Disability, different ability — it simply is. It makes no one automatically a hero.

But, you must admit, it gives one immense potential.

5 Responses

  • rob

    first sorry about the spelling I normaly send thing to sahar to check to make sure they make a little sense but shes a little busy

    I agree with what you say completely although I see it from a different angel I grow up with Asperger and c-acc but didn’t know ether till I was 26 ive had lots of people go to great effort to avoid me even teachers and some of my own family so ive watched rather than participate in lots of things and I can say one thing being normal is boring as sarah has mentioned in both openings to this special needs I was a read-a-holic before the head trauma and I brought this whole idea up to sarah because ive read everything from classic greak to todays classics in both si-fi and other and for some reason other writers have included handicap a lot but not si-fi I will not restate the post of mine sarah put on her opening page but I go into greater depth about this but I will add si-fi is a young stile of writing but like I said before normal is boring and I know its easier to write geneticly perfect super human heros but its not real its easier to write relatively one dementional super heros I know but its easier to bring deapth to a caricter if people can relate better to them

    I hope my bad spelling makes sense

    • No worries, Rob! It came out perfectly clear. Thanks for replying.

      I too have watched an awful lot of life rather than praticipating, so I get some of where you’re coming from. I’ve found it’s helped in the long haul, however, the observing. It’s heightened my awareness of other people, and allowed me to read them in a different way. I bet you’re the same, in many ways. There is, despite what anyone says, a strength in knowing how to cope without the “usual” tools.

      I did read the opening where she talked about you, and I sympathize without *really* being able to understand. I hear your frustration and feelings of isolation. If disability is touched upon, it’s often superficially and (seemingly) without true compassion. More than anything, it’s untapped potential. Imagine how inspiring we can be as readers and writers with such content!

      I want authors to build compassion through writing, to make their worlds reflect the strength I see in people with different abilities. A limitation is an opportunity to be greater in certain areas, to build tools that other (ahem) “normal” people do not have access to. When we ignore these people — when we marginalize them, as I’ve admittedly done on many occasions in my own fiction — we do not show such individuals how important they are in defining humanity.

      Being able to relate = increasing reader’s compassion = building truly representative fiction

      Thanks again for replying, Rob.
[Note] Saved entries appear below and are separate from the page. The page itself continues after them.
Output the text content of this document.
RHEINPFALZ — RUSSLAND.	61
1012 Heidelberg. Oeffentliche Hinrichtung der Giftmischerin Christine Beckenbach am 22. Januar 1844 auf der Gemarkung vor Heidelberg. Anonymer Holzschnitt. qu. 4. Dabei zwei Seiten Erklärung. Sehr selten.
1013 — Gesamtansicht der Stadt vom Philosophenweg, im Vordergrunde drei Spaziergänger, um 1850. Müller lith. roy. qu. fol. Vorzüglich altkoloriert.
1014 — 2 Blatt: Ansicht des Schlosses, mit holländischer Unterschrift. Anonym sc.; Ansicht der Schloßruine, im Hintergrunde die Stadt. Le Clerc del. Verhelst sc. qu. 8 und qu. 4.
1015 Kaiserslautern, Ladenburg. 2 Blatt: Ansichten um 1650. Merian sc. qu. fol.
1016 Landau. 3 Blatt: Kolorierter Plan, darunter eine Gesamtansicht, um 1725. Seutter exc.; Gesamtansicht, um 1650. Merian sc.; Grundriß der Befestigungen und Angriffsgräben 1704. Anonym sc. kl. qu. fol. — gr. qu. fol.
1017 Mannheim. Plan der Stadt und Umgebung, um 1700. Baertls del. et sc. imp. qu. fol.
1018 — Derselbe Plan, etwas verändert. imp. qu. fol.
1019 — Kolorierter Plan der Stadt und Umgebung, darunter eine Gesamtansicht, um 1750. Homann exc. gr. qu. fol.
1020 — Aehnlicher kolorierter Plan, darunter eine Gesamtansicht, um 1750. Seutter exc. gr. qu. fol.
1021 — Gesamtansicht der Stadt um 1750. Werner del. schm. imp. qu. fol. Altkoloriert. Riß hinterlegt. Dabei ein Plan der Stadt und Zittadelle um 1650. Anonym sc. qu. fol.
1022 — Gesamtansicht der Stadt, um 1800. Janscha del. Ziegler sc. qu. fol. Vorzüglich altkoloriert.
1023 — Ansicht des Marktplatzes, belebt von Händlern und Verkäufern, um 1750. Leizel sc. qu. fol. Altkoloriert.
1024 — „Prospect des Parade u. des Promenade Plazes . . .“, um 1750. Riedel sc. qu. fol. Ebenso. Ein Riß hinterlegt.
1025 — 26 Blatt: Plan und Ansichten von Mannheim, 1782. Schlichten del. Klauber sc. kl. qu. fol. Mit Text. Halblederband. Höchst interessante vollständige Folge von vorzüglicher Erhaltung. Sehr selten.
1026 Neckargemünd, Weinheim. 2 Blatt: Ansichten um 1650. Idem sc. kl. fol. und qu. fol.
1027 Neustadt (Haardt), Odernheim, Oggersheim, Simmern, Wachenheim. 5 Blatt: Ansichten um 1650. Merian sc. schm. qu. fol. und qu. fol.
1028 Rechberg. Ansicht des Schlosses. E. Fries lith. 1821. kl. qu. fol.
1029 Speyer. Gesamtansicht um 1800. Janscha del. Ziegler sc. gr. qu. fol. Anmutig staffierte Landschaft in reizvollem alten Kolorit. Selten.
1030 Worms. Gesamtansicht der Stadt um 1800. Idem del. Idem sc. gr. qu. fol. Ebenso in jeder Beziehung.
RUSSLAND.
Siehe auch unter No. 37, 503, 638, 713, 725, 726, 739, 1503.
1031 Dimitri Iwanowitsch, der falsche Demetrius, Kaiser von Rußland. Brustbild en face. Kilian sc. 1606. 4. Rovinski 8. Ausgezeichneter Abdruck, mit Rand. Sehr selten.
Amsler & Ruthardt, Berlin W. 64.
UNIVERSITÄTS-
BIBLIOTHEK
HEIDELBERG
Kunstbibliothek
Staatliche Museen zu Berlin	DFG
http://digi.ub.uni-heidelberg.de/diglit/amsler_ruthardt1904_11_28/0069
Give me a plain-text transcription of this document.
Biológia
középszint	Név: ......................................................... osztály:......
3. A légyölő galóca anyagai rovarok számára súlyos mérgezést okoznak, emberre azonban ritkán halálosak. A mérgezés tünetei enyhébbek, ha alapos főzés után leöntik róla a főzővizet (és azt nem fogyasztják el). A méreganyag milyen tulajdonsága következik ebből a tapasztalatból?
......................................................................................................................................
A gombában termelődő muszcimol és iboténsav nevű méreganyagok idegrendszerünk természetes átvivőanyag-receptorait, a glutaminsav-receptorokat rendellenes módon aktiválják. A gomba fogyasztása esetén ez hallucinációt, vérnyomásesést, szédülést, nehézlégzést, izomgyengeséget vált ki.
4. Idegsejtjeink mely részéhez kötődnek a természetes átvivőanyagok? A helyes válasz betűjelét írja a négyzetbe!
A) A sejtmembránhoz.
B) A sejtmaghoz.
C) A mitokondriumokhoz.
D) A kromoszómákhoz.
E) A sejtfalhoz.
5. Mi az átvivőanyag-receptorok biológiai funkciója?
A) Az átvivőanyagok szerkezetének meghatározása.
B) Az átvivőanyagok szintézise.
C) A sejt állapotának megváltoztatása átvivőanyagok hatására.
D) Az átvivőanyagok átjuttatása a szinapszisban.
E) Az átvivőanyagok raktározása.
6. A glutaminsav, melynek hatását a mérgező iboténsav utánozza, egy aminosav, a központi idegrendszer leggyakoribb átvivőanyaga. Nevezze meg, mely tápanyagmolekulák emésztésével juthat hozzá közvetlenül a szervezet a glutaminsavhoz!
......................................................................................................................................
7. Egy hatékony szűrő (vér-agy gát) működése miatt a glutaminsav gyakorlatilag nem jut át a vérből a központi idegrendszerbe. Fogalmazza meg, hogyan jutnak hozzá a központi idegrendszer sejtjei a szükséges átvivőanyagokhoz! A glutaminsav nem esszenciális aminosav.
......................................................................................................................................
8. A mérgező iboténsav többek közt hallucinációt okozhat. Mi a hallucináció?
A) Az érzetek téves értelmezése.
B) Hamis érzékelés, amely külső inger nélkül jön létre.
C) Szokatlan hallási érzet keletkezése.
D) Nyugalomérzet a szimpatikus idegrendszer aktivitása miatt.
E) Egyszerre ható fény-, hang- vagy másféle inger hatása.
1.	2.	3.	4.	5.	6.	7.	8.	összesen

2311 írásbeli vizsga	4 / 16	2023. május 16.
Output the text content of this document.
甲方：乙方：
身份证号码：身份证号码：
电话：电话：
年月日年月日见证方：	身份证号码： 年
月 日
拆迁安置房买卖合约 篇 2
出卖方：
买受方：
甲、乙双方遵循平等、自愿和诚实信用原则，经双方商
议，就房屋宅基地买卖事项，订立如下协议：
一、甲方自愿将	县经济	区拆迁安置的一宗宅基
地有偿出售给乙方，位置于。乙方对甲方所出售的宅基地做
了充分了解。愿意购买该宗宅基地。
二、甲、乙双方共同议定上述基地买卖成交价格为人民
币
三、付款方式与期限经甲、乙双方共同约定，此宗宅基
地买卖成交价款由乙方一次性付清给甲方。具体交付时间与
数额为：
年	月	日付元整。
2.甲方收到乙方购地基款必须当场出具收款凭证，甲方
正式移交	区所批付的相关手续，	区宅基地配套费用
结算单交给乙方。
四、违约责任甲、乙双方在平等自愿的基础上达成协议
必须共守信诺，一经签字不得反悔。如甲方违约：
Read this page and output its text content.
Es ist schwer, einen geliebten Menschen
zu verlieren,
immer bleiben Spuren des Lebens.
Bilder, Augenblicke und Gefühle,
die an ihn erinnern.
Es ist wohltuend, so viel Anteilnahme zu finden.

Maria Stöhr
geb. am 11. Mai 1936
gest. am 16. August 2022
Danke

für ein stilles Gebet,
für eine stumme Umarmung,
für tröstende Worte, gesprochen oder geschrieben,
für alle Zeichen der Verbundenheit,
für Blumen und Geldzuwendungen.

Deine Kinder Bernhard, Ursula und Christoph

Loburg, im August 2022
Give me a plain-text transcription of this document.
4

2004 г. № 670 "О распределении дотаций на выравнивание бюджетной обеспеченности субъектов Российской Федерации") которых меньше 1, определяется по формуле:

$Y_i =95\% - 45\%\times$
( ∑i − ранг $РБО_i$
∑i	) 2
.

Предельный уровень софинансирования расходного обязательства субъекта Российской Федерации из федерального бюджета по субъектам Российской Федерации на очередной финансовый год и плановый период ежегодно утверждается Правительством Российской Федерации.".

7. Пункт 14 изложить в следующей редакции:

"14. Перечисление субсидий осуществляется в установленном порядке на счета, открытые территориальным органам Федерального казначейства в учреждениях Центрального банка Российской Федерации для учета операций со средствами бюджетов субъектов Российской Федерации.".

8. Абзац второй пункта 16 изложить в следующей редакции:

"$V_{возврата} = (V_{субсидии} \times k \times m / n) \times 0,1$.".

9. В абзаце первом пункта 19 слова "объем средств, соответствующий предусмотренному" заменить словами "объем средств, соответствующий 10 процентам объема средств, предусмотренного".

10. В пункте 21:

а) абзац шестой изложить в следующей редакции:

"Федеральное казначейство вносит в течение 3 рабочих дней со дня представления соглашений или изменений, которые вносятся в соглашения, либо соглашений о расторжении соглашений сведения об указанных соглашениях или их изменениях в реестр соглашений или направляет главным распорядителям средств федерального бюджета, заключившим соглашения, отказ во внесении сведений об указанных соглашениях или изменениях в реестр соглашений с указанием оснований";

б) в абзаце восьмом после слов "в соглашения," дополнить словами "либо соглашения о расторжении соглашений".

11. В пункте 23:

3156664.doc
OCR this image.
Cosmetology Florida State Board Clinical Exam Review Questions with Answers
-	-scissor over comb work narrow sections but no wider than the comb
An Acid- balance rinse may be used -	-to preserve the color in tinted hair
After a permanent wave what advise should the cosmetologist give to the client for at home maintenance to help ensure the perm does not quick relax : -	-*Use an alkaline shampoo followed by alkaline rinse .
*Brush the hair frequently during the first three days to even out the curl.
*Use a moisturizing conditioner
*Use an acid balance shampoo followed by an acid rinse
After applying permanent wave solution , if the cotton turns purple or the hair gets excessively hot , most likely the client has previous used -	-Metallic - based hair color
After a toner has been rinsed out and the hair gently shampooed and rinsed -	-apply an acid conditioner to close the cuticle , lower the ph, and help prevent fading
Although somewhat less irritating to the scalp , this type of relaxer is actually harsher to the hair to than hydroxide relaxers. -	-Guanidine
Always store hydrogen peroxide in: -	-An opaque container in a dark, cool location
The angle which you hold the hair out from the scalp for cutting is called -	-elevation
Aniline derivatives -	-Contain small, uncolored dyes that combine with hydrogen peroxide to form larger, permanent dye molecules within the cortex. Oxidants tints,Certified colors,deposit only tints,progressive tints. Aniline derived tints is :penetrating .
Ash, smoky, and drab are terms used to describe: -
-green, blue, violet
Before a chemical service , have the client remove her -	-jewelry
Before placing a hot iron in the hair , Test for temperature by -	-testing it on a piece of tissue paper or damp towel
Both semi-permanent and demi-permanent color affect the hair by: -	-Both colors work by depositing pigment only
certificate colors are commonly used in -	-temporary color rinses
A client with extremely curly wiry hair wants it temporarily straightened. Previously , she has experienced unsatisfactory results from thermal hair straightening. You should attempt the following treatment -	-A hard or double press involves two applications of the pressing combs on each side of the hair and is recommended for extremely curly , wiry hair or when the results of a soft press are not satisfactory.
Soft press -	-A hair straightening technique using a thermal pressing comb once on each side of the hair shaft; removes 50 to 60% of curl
What you’ve said has definitely spurred my thinking on this subject.

  • Thanks, Zachary.

    So, it seems you are arguing for disability as a spur to innovation, yes? Limitations as a spur to creativity (which sounds like writing, to me).

    • Thank you for commenting, Paul!

      I’m definitely arguing that, as problematic as it can be to view any group’s perspective as a “tool” to innovation. Living with a disability, as Neil Marcus argues, is itself a method of innovating. I can’t imagine that art created from that perspective doesn’t have a higher chance of achieving innovation.

  • Thank you for commenting, Paul!

    I’m definitely arguing that, as problematic as it can be to view any group’s perspective as a “tool” to innovation. Living with a disability, as Neil Marcus argues, is itself a method of innovating. I can’t imagine that art created from that perspective doesn’t have a higher chance of achieving innovation.